UK National Debt Breaches 100% of GDP for First Time Since 1961

Rocketing interest rates and inflation drove UK government debt above 100% of GDP for the first time since 1961, dealing a blow to Prime Minister Rishi Sunak’s pledge to get it falling and denting hopes for tax cuts in the build up to an expected general election next year.

(Bloomberg) — Rocketing interest rates and inflation drove UK government debt above 100% of GDP for the first time since 1961, dealing a blow to Prime Minister Rishi Sunak’s pledge to get it falling and denting hopes for tax cuts in the build up to an expected general election next year.

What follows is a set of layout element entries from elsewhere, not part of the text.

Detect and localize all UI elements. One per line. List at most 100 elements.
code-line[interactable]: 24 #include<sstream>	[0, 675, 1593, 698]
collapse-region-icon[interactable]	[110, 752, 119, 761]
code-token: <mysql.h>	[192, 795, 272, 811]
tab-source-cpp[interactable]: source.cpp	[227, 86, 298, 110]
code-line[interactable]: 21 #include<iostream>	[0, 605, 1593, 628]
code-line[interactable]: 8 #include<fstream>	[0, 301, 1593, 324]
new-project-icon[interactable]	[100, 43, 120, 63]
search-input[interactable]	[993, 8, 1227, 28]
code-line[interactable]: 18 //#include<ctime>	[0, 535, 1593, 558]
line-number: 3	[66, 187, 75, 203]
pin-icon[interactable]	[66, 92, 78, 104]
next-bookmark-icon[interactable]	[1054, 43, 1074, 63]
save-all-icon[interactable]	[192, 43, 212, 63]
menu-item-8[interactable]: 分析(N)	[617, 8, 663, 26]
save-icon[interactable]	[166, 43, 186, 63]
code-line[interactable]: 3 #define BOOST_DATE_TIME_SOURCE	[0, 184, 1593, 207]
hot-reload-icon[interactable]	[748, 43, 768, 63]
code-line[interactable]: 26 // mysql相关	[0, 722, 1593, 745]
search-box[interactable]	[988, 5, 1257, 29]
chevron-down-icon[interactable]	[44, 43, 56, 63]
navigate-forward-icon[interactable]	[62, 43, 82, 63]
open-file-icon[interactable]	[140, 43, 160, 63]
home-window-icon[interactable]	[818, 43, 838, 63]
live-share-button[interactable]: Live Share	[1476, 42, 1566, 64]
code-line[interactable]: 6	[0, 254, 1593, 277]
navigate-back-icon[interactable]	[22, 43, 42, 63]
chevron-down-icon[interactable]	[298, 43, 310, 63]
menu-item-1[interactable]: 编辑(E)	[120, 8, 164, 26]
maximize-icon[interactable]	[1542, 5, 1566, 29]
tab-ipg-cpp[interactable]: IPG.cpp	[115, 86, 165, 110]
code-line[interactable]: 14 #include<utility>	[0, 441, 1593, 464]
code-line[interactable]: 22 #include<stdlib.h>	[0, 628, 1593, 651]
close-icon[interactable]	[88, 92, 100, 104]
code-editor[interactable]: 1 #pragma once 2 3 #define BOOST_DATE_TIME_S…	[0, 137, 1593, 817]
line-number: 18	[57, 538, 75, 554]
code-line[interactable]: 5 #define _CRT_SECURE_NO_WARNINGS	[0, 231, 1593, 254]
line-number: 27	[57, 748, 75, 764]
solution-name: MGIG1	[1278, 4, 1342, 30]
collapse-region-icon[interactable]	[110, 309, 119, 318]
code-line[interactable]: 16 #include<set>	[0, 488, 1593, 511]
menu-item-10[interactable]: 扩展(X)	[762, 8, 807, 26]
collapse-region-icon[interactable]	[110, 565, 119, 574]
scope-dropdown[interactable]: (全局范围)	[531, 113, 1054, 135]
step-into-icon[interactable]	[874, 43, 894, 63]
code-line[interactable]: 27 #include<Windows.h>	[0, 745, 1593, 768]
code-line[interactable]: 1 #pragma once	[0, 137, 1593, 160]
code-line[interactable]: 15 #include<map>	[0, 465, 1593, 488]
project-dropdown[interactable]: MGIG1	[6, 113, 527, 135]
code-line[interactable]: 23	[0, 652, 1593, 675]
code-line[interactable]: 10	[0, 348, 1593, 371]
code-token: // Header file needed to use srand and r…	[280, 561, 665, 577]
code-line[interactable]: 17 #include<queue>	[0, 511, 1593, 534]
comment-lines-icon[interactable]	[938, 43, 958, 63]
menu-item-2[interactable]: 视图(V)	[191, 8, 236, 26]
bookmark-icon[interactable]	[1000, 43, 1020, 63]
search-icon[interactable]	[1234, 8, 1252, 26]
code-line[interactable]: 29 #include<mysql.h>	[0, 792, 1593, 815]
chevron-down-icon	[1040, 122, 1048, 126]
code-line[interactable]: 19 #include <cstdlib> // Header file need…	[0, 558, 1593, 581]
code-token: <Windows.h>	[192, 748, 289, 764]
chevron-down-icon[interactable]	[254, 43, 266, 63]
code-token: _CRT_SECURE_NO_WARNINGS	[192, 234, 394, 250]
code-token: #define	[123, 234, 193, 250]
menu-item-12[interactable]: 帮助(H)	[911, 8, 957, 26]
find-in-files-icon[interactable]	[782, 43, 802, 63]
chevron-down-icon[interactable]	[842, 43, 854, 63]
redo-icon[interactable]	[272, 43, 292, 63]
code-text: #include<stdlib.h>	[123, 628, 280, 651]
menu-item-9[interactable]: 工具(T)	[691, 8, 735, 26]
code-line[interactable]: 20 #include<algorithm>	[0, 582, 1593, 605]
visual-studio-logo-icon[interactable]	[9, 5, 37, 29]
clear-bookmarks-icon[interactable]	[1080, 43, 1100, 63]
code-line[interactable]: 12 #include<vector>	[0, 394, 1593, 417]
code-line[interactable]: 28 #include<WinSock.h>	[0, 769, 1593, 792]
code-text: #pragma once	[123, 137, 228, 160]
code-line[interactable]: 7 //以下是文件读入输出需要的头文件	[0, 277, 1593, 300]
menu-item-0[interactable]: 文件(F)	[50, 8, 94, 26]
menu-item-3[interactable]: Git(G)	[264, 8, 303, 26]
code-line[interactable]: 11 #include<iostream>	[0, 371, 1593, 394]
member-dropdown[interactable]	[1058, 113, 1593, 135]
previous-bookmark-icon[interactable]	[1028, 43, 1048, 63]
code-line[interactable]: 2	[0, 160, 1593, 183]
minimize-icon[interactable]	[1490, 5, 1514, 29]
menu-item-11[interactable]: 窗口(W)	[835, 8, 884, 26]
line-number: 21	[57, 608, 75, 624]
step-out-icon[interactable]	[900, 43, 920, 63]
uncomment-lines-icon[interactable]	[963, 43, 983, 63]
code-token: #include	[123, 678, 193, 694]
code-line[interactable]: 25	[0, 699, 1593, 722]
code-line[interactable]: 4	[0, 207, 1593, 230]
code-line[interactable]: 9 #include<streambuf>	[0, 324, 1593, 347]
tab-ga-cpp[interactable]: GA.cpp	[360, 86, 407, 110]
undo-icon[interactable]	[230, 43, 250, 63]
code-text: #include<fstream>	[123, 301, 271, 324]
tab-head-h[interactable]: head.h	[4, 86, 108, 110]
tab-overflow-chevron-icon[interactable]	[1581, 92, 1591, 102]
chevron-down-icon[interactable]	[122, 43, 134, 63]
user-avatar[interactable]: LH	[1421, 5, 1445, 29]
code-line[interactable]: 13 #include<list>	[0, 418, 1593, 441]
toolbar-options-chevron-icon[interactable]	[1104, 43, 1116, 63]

The bleak milestone was passed as spending exceeded revenue by £20 billion ($25.5 billion) in May, more than private-sector economists and the independent Office for Budget Responsibility had forecast.

 

It left the budget deficit in the first two months of the fiscal year at £42.9 billion – £2.1 billion more than the OBR projected and almost double the same point last year.

The figures make it hard for Sunak to deliver the big tax cuts many Conservatives say are needed if the party if to avoid a defeat at the next general election. Opinion polls show the Tories consistently trailing the opposition Labour Party by double digits. 

The data from the Office for National Statistics showed the overshoot was driven almost exclusively by factors related to the inflation crisis, which has prompted the Bank of England to raise rates from 0.1% to 4.5% since the end of 2021.

Support for household energy bills in May cost £3.6 billion, and inflation-indexing of benefits added £2.9 billion to welfare spending.

Striking public-sector workers secured bigger pay deals than planned, with wage costs for May £3.4 billion higher than last year – largely due to the National Health Service settlement.

Debt-servicing costs, which have driven up spending as galloping inflation pushed up payments on bonds tied to the Retail Prices Index, were slightly lower than a year earlier at £7.7 billion. That was still £700 million more than the OBR forecast at the time of the March budget. 

Spending overall was higher than forecast for May and, in a worrying sign for the growth outlook, reveipts were slightly below expectations.

The EY ITEM Club said borrowing this year is now likely to be £20 billion higher than the £132 billion predicted by the OBR. Unless the spike in market rates reverses, the government is likely to be “in breach of its fiscal rules,” the forecasting body said.

 

The government had just £6.5 billion of headroom against its rule that debt must be falling as a share of GDP by the fifth year of the forecast in its March budget. Every percentage point increase in borrowing costs adds around £20 billion and market rate projections are currently around 1% higher than in March.

Chancellor of the Exchequer Jeremy Hunt said: “It would be manifestly unfair to leave future generations with a tab they cannot repay. That’s why we have taken difficult but necessary decisions to balance the books in order to halve inflation this year, grow the economy and reduce debt.”

Ruth Gregory, deputy chief UK economist at Capital Economics, said the figures “cast further doubt on the chancellor’s ability to unveil big pre-election tax cuts while still meeting his fiscal rules” and that any giveaway “may be modest or swiftly reversed.”

Martin Beck, chief economic advisor to the EY ITEM Club, said a Conservative government was likely to pile on austerity in the years following the election, which must be held by January 2025 at the latest

“The chancellor would likely respond by adding more post-election spending cuts on top of a spending squeeze that already looks challenging. So the true medium-term path for fiscal policy is unlikely to emerge until the first Budget after the election,” he said.